Lame

The lame shall enter first (Alien Snatch Records) // par Lætitia Lacourt
L’Italie. Si le pays est connu pour ses pâtes, il l’est aussi pour ses soupes : il suffit de se balader un peu dans la botte pour se prendre des louches de Drupi, d’Eros Ramazzotti, d’Umberto Tozzi et autres Zucchero aussi dégoulinants qu’une assiette de mauvaises bolognaises. N’en déplaise aux ritals, force est de constater qu’au premier abord l’Italie ne se caractérise pas par une attitude rock’n’roll. Dieu soit loué, on a trouvé un peu de quoi se rassasier du côté de Florence, Milan, Rome et surtout Turin, la ville always on the move. A la simple évocation de la capitale piémontaise, notre cerveau sectaire et étriqué pense Fiat et Juventus. Un héritage quasi parfait auquel on ajoutera désormais LAME. 

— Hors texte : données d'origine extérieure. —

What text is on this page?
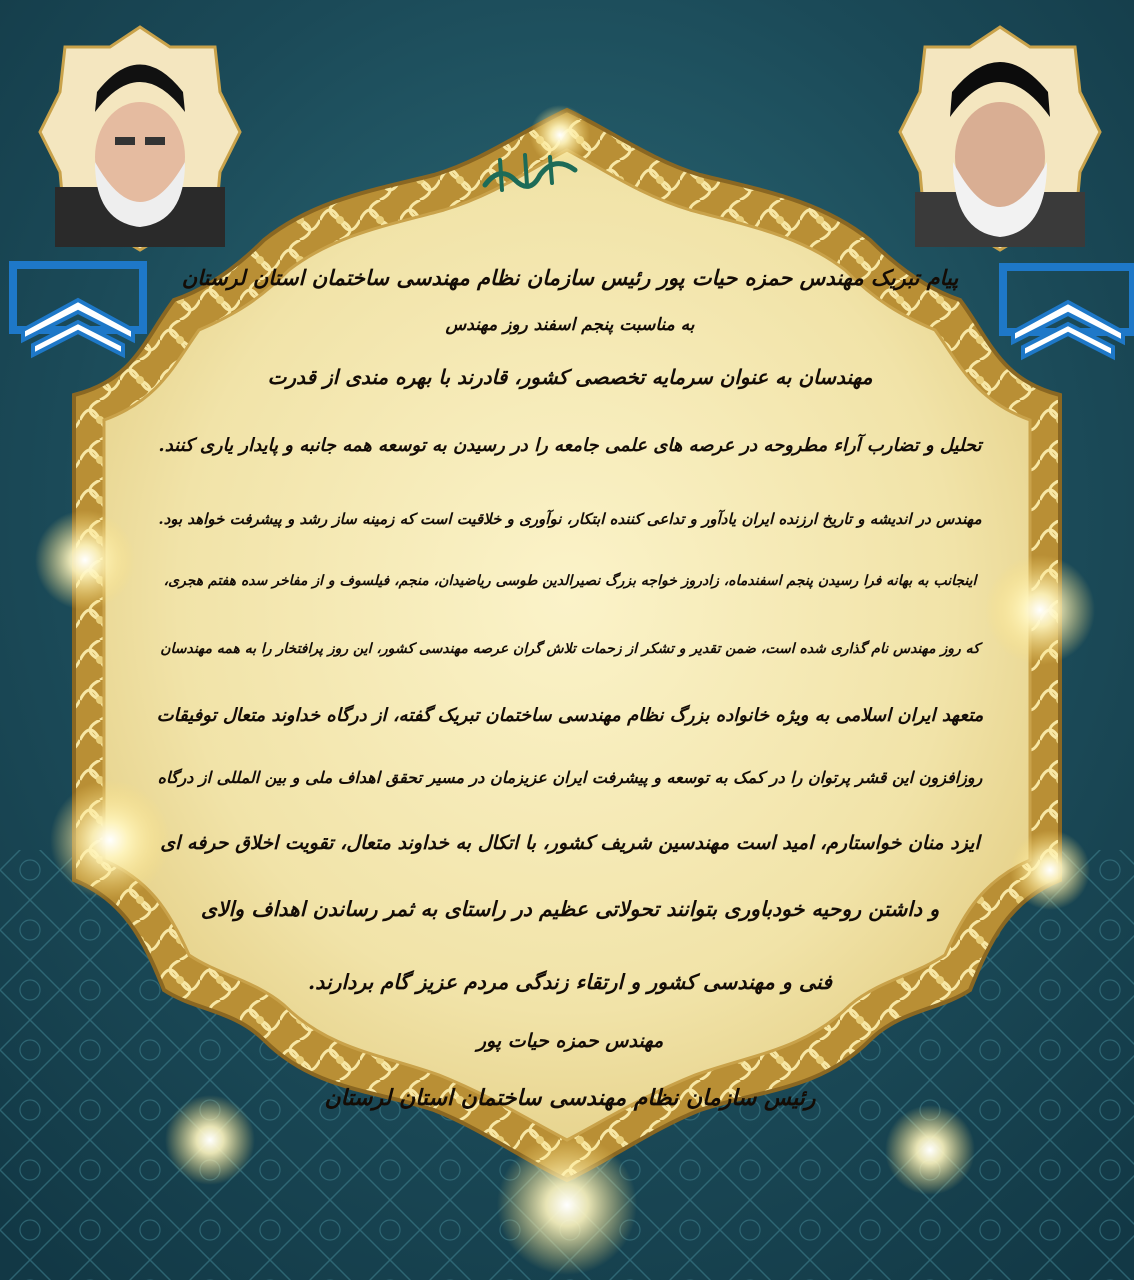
پیام تبریک مهندس حمزه حیات پور رئیس سازمان نظام مهندسی ساختمان استان لرستان
به مناسبت پنجم اسفند روز مهندس
مهندسان به عنوان سرمایه تخصصی کشور، قادرند با بهره مندی از قدرت
تحلیل و تضارب آراء مطروحه در عرصه های علمی جامعه را در رسیدن به توسعه همه جانبه و پایدار یاری کنند.
مهندس در اندیشه و تاریخ ارزنده ایران یادآور و تداعی کننده ابتکار، نوآوری و خلاقیت است که زمینه ساز رشد و پیشرفت خواهد بود.
اینجانب به بهانه فرا رسیدن پنجم اسفندماه، زادروز خواجه بزرگ نصیرالدین طوسی ریاضیدان، منجم، فیلسوف و از مفاخر سده هفتم هجری،
که روز مهندس نام گذاری شده است، ضمن تقدیر و تشکر از زحمات تلاش گران عرصه مهندسی کشور، این روز پرافتخار را به همه مهندسان
متعهد ایران اسلامی به ویژه خانواده بزرگ نظام مهندسی ساختمان تبریک گفته، از درگاه خداوند متعال توفیقات
روزافزون این قشر پرتوان را در کمک به توسعه و پیشرفت ایران عزیزمان در مسیر تحقق اهداف ملی و بین المللی از درگاه
ایزد منان خواستارم، امید است مهندسین شریف کشور، با اتکال به خداوند متعال، تقویت اخلاق حرفه ای
و داشتن روحیه خودباوری بتوانند تحولاتی عظیم در راستای به ثمر رساندن اهداف والای
فنی و مهندسی کشور و ارتقاء زندگی مردم عزیز گام بردارند.
مهندس حمزه حیات پور
رئیس سازمان نظام مهندسی ساختمان استان لرستان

LAME porte mal son nom, que l’on pourrait traduire par « boiteux », puisque le groupe a pondu l’un des meilleurs albums de 2015 dans la catégorie blues lo-fi punk. Sorti ce printemps chez Alien Snatch Records, passé un peu inaperçu, leur premier LP « The lame shall enter first » est une grosse tuerie parfaitement équilibrée de 10 titres imparables qui sentent le bar miteux, le garage crasseux et les coupe-gorge de mafieux. 
Les chiens ne faisant pas des chats, on retouve chez Lame du beau monde : Massimo Scocca, (guitare-harmonica) qui a joué dans des groupes garage dans les années 90s comme Cave Dogs et Two Bo’s Maniacs, la batteuse colombienne Maria Mallol Moya (excellente en live), et Stefano Isaia (chant-guitare) issu des géniaux Movie Star Junkies. Evidemment, une fois l’identité déclinée, vous vous doutez bien que c’est loin d’être pourri. 
10 titres donc. 10 titres qui bouclent et s’enchaînent, aussi limpides que de l’acqua della Madonna, un tracklisting parfait reflétant un univers écorché à vif, un brin nerveux où se mêlent déchéance et colère : la profondeur lancinante de Cold night, l’hymne obscur All is lost, l’intensité de la lonely ballad  All the falling leaves, la rampante et sublime Down in the valley dont les riffs, les breaks, la voix de la batteuse, les notes d’harmonica en font le joyau de l’album, la bouffe-bitume Oracle, la reprise musclée des Talking Heads Road to nowhere ou la noirceur de l’envoûtante et inquiétante  Axel  : la décadence a un son. Il est boiteux et turinois.